Infographic: How The Poor Spend Their Money Vs. The Middle Class

In a sentence, the upper class are left with a lot of spare cash to invest in their future.

The rich get richer. It’s one of those old mantras that’s tough to really calculate. After all, didn’t everyone’s 401k tank in the last few years? Don’t rising gas prices suck equally for everyone? Yes and no. This infographic by NPR/Planet Money’s Lam Vo breaks down "How The Poor, Middle Class And The Rich Spend Their Money." And its clear graphical presentation of social spending is enlightening.

You see that we all spend about the same (proportional) amount on housing, clothing and entertainment. But where the rich spend proportionally more is in education and saving for retirement (3x more than the poor in education and about 6x more in retirement). It’s percentages that the rich can make up because they have more overall income to spend on the bare necessities of food (even though they eat out more), utilities, transportation and healthcare.
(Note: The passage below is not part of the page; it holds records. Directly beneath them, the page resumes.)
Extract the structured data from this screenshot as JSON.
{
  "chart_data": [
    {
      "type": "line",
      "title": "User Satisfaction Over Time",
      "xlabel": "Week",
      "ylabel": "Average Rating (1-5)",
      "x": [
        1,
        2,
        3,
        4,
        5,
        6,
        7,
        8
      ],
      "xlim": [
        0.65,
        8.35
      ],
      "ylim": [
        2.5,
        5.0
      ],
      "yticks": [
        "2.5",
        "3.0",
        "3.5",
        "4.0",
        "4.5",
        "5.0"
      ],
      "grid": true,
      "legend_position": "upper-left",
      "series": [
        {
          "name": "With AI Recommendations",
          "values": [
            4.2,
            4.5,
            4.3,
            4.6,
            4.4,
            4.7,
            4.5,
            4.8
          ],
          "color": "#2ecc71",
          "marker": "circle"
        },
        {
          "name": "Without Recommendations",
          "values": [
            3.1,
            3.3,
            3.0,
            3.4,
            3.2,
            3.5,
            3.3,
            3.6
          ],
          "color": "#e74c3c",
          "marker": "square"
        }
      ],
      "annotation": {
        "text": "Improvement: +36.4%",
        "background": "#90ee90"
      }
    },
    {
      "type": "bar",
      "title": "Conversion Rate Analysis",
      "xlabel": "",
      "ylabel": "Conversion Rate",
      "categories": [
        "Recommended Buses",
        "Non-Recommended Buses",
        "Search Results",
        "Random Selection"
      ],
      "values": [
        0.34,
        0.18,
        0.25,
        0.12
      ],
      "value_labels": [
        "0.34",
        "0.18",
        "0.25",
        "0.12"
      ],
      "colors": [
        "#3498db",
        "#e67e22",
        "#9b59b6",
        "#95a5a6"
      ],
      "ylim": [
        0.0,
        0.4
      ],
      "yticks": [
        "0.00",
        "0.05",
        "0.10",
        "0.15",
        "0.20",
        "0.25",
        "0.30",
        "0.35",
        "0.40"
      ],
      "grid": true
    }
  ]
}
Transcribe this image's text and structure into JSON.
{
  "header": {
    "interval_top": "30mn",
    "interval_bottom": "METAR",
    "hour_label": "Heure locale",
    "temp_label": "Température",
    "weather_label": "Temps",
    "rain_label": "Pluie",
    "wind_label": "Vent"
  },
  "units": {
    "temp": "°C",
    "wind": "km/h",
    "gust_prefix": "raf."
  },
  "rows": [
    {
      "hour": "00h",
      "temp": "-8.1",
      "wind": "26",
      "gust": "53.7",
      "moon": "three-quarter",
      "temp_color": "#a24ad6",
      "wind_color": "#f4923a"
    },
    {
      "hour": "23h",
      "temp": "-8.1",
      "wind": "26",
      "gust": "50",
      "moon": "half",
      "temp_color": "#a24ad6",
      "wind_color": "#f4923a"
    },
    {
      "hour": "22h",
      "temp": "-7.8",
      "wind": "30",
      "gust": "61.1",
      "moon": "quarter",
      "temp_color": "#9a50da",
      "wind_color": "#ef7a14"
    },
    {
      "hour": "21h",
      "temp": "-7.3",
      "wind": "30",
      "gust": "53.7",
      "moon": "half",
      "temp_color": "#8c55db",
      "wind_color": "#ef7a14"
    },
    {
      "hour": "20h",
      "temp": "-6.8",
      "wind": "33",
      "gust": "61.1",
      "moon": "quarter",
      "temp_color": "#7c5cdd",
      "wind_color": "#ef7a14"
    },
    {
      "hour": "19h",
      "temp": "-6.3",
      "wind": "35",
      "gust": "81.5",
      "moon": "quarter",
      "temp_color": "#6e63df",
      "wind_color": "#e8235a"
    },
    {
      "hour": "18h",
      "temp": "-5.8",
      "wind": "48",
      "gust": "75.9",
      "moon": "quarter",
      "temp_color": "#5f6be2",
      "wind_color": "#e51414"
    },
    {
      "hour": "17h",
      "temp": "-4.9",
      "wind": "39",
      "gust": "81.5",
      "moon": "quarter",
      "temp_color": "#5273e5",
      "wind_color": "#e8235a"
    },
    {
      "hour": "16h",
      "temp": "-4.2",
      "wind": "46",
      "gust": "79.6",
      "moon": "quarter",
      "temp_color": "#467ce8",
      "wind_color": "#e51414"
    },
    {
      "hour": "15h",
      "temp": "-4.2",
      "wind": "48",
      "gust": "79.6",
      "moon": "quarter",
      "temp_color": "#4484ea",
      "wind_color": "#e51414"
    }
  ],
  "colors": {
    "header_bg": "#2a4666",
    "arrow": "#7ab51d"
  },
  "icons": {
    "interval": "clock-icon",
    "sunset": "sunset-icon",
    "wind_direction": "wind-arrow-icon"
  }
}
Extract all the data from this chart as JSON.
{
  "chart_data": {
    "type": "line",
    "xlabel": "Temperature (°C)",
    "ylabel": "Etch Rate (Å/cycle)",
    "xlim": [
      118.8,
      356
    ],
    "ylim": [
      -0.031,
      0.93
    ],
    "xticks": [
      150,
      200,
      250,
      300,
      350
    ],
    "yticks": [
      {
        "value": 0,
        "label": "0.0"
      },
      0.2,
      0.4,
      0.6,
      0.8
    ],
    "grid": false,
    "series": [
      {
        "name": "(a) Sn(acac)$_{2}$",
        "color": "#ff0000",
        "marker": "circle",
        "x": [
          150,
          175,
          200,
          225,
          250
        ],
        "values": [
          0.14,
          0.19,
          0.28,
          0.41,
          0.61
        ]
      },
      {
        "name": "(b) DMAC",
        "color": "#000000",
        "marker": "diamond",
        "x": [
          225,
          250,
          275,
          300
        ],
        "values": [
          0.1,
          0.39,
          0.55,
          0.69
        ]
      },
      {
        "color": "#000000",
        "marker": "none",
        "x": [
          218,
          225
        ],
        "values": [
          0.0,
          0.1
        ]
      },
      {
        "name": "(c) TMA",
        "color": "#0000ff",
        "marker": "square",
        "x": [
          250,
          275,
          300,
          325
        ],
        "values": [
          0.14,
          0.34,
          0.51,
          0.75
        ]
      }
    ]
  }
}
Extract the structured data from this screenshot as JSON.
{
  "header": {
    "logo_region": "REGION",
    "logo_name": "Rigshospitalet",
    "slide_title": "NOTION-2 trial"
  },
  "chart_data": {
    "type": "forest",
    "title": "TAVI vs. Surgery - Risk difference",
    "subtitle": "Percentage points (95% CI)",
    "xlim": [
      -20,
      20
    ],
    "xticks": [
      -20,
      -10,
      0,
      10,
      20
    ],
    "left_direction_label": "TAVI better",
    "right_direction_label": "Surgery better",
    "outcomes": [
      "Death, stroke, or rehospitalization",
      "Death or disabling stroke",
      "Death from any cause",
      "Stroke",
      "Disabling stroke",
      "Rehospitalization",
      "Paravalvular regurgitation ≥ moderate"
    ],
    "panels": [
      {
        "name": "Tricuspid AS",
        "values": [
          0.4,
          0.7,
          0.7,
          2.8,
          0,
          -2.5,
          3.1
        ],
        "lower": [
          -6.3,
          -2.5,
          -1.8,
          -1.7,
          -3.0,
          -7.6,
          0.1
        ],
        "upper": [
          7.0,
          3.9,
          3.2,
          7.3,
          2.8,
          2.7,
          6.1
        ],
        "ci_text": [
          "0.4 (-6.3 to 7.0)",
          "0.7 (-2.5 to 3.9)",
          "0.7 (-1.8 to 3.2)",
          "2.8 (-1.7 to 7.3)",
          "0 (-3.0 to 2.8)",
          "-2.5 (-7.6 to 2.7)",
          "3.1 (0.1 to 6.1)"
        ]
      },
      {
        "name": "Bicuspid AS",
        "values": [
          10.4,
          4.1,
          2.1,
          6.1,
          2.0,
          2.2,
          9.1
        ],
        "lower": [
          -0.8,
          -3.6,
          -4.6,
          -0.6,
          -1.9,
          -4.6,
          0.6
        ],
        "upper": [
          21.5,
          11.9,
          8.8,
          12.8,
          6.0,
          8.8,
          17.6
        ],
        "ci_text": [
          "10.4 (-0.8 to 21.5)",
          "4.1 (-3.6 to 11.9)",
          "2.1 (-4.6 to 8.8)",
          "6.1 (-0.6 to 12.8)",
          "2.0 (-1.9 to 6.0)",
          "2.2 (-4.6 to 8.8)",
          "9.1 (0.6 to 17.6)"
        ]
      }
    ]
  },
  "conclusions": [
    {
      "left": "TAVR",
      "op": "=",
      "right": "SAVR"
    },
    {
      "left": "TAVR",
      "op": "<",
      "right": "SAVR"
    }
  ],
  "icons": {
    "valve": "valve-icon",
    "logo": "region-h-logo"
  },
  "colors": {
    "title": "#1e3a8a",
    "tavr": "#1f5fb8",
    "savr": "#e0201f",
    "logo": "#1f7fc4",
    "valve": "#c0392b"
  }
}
So the next generation, the kids of these families, have different outcomes, too. Their parents have either prepared for retirement, or may need help. Their parents have either invested a lot in their education, or may have left them with debts from school. And then, when you realize that not only are the rich spending larger percentages of their incomes on these future investments, but that the gross dollar amount of each percentage is even larger because their base income is so much larger. The end numbers, even if they’re not pictured here, are worlds different. That matters because these investments are precisely those that track with the earning prospects of future generations—and thus, the well-off do fine, while everyone else falls behind because they inherit less money and get less higher education.

It just goes to show that, if our priorities are setting up solid futures for the low and middle class, then we either need to free up some percentages in those big ticket unavoidables—the housing, utilities and transportation—or find a better means to support retirement and education elsewhere. Because despite what our middle school gym teachers told us, there’s just no way to give 110%.